Many customers in this chemical class report hard lessons with goods sourced from traders or brokers. Often, these intermediaries lack deep knowledge of actual manufacturing steps or supply conditions. In contrast, coming direct to a manufacturer—one who has run continuous process improvements and suffered the consequences of their own mistakes—means getting not only a product but all the accrued hard-fought know-how. We talk chemistry, not box-ticking logistics.
Regular visits from purchasers and technical teams let them walk our lines, check our logs, and conduct joint risk assessments. This transparency saves time and builds trust deeper than third-party “quality assurance” promises can reach. Our bulk buyers even deploy their own process engineers to test pilot lots on site, catching potential integration issues before full-scale scaling. This kind of partnership only emerges when molecules are made, not traded.
Fluorinated compounds draw their share of environmental scrutiny, yet ignoring sustainability only kicks the can down the line for the next operator. Real progress here happens at the plant: we continually refine recycling and abatement setups, monitor effluent closely, and keep solvent recovery rates high. Our goal is to remain ready for shifting environmental regulations—long before changes become mandates.
Our production teams have phased out less responsible reagents and process aids wherever possible, redirecting waste streams into closed-loop purification. These choices directly impact not only our own bottom line but also the compliance risk and sustainability targets of our downstream customers. Environmental responsibility is no longer a badge, but a requirement for ongoing viability in this sector.
Meeting evolving needs isn’t about stacking features onto a product description. We’re in the lab and on the factory floor, debugging syntheses side-by-side with users running new applications or hitting regulatory roadblocks. Requests for unique blends, tighter impurity controls, or tailored analytical packages prompt rethinking of historic methods rather than one-size-fits-all “solutions.”
The future of a specialty intermediate like 6-(trifluoromethyl)pyridine-2-carbonitrile doesn’t rest on yesterday’s chemistry degrees or patent filings. Success emerges from repeated trials, honest mistakes, and every feedback loop between our technical teams and the scientists driving innovation at the user end. Only by bridging process realities and research goals do we all get ahead.

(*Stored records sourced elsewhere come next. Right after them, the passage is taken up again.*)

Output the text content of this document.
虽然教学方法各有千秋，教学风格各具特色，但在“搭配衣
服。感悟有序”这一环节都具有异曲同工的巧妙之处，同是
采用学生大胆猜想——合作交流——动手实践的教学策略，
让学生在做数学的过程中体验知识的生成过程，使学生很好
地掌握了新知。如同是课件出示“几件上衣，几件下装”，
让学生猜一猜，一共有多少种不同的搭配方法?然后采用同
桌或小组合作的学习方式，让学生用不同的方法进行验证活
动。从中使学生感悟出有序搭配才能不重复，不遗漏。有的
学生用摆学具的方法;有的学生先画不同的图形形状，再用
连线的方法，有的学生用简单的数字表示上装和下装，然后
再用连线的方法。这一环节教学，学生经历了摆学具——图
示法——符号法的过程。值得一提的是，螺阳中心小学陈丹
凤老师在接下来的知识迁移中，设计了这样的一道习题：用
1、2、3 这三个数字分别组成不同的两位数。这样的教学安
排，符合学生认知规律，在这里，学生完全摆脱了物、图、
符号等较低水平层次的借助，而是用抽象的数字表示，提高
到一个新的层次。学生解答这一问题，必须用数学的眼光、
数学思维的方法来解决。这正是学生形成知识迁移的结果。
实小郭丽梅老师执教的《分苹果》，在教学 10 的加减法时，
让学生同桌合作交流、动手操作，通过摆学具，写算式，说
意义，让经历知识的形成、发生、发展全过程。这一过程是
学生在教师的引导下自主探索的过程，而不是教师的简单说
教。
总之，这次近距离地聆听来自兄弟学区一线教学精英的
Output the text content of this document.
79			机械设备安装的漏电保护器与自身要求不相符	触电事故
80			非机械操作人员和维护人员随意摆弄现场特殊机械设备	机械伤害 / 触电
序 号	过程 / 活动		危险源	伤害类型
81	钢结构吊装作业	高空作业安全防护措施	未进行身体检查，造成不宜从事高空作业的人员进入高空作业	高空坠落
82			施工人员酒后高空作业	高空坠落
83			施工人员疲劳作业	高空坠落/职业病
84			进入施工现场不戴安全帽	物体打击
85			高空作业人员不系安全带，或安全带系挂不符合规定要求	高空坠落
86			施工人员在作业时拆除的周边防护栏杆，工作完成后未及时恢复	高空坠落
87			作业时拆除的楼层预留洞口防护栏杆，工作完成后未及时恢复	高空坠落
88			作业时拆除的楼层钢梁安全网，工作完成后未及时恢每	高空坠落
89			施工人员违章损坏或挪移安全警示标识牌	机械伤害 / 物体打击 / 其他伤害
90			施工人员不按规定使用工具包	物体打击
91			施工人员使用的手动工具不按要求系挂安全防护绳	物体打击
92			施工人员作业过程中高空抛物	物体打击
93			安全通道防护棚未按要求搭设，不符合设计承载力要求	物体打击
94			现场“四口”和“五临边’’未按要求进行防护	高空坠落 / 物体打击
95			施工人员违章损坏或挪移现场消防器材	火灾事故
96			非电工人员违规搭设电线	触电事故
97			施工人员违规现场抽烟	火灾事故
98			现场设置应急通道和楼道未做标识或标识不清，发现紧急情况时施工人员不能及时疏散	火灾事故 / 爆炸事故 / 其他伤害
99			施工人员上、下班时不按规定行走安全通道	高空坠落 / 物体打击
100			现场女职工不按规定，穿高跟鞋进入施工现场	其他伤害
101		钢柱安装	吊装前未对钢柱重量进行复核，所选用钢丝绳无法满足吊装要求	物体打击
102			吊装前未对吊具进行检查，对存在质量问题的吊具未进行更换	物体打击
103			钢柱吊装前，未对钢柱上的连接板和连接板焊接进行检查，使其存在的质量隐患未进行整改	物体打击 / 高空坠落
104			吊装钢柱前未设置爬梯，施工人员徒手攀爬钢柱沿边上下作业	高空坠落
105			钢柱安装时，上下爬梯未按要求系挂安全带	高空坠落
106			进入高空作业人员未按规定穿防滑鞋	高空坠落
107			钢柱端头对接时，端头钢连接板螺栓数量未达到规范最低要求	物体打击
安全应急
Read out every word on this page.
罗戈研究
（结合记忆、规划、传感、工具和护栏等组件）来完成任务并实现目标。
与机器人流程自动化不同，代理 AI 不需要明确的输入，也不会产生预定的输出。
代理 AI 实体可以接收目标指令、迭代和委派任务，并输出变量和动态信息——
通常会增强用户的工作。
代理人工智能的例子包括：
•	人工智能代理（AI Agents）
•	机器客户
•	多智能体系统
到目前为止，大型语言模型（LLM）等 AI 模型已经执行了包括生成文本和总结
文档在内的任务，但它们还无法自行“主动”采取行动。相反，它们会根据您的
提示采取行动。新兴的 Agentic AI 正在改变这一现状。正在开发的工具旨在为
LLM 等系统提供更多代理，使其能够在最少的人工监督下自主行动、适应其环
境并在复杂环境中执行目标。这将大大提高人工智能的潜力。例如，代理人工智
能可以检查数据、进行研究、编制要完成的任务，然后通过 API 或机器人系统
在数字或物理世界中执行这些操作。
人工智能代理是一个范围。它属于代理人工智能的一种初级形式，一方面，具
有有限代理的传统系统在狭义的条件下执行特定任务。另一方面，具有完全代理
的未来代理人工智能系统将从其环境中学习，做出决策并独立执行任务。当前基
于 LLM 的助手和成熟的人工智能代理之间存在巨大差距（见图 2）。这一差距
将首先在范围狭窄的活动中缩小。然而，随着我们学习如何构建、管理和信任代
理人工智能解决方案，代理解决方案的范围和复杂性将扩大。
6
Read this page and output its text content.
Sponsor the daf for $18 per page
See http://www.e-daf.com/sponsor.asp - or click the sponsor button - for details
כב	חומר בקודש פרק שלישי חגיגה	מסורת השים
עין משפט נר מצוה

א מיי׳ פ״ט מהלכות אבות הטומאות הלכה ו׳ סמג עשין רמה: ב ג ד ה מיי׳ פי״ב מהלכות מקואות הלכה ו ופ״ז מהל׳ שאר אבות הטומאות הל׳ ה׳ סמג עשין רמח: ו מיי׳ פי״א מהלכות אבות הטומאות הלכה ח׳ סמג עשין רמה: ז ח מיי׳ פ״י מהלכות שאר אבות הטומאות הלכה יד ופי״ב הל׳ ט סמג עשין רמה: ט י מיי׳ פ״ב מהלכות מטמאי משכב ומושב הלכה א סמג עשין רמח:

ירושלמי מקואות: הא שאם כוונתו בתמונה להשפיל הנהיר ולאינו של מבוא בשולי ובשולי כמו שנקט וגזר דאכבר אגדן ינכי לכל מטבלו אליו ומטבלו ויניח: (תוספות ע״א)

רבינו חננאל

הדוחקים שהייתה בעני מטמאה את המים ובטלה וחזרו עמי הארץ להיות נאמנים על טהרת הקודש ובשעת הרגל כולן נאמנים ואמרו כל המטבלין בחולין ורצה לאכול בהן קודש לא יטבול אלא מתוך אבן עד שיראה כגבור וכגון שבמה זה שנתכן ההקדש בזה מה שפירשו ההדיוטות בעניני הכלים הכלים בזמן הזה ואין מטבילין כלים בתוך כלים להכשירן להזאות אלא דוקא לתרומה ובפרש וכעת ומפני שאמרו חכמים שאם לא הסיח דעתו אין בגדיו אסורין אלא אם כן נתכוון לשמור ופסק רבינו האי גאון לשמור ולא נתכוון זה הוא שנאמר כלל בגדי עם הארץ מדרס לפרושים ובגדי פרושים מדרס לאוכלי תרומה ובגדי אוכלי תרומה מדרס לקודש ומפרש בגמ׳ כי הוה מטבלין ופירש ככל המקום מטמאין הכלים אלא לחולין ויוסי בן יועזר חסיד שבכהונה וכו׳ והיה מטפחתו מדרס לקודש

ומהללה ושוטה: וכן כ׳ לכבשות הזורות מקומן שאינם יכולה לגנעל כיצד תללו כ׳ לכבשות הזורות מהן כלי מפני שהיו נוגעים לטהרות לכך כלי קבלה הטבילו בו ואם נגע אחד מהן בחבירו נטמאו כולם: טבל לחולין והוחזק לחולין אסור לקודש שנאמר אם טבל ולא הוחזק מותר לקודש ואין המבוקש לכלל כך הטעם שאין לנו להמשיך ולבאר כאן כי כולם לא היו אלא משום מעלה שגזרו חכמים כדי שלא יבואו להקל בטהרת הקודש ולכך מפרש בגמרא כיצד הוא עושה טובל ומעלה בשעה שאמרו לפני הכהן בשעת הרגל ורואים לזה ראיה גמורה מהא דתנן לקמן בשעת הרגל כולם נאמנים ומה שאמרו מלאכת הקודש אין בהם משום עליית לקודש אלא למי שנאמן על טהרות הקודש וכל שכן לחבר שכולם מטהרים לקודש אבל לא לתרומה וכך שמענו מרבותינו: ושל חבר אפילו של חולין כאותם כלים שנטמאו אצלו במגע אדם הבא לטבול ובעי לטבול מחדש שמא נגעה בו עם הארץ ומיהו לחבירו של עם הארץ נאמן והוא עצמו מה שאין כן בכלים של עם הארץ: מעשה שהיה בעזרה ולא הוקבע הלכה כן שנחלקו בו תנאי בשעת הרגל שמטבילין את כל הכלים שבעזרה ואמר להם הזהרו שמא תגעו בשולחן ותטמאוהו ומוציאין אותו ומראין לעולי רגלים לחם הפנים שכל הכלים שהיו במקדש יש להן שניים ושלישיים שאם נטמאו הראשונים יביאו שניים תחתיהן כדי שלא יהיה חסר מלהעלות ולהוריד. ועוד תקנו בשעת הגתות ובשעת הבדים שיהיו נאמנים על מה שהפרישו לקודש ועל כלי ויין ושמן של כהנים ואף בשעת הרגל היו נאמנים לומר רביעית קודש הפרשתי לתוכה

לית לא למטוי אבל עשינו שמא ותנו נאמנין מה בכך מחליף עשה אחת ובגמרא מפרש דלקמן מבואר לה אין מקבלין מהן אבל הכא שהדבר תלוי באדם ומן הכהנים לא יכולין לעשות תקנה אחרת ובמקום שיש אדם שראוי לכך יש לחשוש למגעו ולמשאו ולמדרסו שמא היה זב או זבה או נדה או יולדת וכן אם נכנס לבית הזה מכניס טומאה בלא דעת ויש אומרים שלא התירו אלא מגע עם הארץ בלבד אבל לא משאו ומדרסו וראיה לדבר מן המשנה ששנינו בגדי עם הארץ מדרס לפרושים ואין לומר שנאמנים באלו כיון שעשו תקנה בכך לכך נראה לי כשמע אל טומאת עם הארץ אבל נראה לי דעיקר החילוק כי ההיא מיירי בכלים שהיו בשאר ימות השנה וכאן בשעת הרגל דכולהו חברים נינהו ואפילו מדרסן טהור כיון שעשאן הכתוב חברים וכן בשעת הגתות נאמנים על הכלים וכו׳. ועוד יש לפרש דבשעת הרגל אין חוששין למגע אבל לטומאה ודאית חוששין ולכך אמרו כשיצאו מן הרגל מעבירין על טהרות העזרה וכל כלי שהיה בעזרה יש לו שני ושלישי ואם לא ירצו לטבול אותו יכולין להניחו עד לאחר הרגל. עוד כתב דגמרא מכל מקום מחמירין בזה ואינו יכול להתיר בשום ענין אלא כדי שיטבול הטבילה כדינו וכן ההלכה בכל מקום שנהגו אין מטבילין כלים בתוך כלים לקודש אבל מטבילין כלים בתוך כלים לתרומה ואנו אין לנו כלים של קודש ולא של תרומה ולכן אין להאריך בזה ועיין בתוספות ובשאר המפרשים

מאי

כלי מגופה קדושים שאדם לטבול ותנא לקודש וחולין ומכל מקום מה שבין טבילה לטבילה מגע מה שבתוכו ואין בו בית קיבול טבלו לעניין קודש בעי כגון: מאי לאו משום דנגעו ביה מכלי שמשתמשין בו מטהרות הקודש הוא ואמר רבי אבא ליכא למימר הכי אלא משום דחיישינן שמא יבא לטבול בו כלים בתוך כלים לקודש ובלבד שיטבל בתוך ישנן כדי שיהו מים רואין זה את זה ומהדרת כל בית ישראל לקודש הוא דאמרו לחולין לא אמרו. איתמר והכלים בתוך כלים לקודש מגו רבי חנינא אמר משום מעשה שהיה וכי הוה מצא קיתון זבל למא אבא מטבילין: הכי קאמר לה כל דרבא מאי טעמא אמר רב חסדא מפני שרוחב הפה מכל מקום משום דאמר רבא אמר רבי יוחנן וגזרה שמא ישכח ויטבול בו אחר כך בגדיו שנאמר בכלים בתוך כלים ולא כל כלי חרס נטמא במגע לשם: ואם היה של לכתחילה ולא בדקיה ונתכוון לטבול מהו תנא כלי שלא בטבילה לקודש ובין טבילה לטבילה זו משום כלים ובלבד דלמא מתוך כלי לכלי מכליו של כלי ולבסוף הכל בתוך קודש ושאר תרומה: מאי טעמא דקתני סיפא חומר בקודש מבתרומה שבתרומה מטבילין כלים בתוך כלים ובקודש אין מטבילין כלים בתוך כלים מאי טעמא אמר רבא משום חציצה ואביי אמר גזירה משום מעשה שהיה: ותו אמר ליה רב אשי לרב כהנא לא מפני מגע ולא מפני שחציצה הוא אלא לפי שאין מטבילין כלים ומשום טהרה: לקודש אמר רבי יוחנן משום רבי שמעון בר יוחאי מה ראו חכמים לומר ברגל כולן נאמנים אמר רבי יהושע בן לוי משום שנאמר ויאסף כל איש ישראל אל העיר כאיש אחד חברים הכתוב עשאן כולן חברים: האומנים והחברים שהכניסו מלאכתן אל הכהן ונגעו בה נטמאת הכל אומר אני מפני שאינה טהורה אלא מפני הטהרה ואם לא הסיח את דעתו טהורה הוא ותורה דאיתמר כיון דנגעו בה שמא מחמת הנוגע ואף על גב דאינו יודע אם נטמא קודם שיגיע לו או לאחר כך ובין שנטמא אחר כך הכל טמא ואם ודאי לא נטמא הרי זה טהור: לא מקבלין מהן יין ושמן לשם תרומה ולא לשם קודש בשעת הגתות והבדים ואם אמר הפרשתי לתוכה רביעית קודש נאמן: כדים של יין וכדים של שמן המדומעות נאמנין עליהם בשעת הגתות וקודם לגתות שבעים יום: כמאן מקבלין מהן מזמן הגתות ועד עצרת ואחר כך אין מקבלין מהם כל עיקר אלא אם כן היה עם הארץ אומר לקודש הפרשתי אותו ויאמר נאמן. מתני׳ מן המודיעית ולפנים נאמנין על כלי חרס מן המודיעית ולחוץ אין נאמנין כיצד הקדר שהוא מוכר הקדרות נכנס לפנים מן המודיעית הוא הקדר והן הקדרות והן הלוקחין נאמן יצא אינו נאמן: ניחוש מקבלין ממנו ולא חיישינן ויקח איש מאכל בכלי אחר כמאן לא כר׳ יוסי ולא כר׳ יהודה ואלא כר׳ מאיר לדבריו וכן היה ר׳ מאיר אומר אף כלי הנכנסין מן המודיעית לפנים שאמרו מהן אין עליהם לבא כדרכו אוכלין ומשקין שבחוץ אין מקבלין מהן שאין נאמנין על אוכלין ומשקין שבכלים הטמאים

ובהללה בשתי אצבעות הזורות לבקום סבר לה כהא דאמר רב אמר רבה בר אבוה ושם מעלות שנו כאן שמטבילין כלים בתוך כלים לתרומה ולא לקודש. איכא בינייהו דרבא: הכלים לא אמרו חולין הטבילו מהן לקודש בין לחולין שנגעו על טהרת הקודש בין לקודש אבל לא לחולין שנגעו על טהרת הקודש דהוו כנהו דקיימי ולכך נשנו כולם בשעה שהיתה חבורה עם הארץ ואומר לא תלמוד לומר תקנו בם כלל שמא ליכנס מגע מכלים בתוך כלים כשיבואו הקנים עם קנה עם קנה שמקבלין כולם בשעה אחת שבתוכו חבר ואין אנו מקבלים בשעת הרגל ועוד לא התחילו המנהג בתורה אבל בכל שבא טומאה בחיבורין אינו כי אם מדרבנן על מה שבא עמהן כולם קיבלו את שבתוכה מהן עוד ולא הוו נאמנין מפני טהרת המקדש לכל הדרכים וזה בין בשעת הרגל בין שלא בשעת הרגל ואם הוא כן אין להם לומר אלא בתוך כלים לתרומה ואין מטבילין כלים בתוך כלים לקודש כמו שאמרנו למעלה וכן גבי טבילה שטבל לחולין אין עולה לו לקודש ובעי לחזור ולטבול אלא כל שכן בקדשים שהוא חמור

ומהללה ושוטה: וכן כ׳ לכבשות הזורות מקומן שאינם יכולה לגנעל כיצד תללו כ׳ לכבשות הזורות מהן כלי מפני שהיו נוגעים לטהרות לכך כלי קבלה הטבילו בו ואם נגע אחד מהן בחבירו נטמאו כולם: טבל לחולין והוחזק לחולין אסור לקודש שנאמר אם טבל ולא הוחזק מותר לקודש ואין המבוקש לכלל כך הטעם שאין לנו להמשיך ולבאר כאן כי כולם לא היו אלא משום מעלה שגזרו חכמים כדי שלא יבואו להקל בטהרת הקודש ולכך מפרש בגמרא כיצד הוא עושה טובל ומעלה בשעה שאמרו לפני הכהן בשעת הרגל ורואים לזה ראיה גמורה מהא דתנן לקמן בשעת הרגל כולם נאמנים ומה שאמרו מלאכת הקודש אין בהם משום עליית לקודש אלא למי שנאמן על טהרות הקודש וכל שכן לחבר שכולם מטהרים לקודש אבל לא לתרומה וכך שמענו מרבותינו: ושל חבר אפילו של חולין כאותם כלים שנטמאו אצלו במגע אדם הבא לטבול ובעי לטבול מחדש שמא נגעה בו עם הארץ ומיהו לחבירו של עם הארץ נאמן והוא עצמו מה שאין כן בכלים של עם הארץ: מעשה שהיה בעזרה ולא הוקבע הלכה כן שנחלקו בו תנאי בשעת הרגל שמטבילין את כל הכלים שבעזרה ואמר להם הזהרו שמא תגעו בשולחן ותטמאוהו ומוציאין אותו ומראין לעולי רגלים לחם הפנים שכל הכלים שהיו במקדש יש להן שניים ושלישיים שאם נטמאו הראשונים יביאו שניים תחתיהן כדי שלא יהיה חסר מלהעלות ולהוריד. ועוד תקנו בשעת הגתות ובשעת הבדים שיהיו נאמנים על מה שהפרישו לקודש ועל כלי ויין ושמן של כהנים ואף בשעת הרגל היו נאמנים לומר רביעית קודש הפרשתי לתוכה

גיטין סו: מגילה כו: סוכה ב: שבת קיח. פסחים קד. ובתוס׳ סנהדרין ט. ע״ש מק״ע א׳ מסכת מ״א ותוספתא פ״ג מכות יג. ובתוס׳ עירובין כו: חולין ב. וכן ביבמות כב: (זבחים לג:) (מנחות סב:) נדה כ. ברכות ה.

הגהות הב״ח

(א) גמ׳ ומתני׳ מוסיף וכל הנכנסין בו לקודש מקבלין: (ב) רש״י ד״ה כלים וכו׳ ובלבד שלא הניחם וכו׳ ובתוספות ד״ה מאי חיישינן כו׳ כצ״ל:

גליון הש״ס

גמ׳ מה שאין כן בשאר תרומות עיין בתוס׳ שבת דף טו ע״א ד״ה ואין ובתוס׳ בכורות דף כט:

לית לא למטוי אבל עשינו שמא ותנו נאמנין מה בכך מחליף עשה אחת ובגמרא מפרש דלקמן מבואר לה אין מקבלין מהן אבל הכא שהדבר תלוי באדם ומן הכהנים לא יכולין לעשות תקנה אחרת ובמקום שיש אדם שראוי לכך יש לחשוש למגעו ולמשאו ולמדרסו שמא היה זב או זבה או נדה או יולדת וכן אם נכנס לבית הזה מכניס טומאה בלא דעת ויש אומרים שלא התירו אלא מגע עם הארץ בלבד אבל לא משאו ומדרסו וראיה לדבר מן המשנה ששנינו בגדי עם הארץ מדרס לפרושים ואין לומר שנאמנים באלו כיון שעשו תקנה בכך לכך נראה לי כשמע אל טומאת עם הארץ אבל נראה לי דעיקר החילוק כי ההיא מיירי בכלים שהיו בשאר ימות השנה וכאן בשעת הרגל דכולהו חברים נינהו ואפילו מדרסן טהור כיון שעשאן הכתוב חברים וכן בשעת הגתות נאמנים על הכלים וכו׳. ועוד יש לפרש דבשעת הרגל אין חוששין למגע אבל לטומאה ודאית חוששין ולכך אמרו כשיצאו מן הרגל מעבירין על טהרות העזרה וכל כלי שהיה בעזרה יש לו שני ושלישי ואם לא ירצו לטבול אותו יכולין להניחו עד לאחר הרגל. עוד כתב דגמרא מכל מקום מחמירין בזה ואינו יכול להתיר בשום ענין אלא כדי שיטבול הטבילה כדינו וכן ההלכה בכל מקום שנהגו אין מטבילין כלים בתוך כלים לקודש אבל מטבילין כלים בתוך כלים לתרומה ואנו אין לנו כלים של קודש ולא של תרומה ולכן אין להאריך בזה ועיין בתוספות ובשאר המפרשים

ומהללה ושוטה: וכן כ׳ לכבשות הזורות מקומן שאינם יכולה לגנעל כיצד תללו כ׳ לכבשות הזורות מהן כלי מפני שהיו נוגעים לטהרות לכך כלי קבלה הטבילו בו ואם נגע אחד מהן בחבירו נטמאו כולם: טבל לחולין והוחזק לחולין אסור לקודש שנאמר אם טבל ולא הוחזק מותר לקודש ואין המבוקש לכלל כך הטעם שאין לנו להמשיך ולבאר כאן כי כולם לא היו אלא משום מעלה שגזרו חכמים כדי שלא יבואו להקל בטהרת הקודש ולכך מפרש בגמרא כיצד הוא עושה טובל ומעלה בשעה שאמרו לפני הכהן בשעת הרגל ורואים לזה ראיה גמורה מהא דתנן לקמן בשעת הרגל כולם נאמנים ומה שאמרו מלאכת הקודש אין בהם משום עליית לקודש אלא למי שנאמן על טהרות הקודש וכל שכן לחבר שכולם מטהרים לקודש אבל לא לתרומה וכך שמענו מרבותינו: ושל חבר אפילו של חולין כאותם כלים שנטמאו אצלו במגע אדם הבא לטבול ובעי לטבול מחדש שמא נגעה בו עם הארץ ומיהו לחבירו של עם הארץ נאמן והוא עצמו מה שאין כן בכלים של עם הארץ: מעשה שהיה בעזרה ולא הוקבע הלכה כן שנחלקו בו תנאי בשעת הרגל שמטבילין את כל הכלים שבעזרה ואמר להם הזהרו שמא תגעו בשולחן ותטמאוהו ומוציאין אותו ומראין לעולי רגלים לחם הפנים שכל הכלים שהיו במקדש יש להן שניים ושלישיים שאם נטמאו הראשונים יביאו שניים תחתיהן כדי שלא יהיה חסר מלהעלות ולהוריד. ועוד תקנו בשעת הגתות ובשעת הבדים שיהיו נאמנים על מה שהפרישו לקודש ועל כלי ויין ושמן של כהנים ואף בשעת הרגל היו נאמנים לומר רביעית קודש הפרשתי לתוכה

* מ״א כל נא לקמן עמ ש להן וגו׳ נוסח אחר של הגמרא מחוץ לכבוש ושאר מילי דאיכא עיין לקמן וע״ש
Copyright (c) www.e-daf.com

So much of the world’s value in synthetic chemistry hides in the work nobody sees—running the 17th process check at midnight, shipping early samples to beat development targets, defending analytical standards before regulatory audits. These stories speak louder than the glossiest catalog entry or web listing. Our teams respect these unwritten truths, keeping an ongoing conversation open with every customer, researcher, or operator who relies on our work.
Having lived through the real complexity of industrial fluorinated intermediates, we understand what separates a usable product from just another reagent on the shelf. The best results start with honest dialogue, high standards on the processing floor, and a commitment to continuous improvement rooted in experience, not empty promises.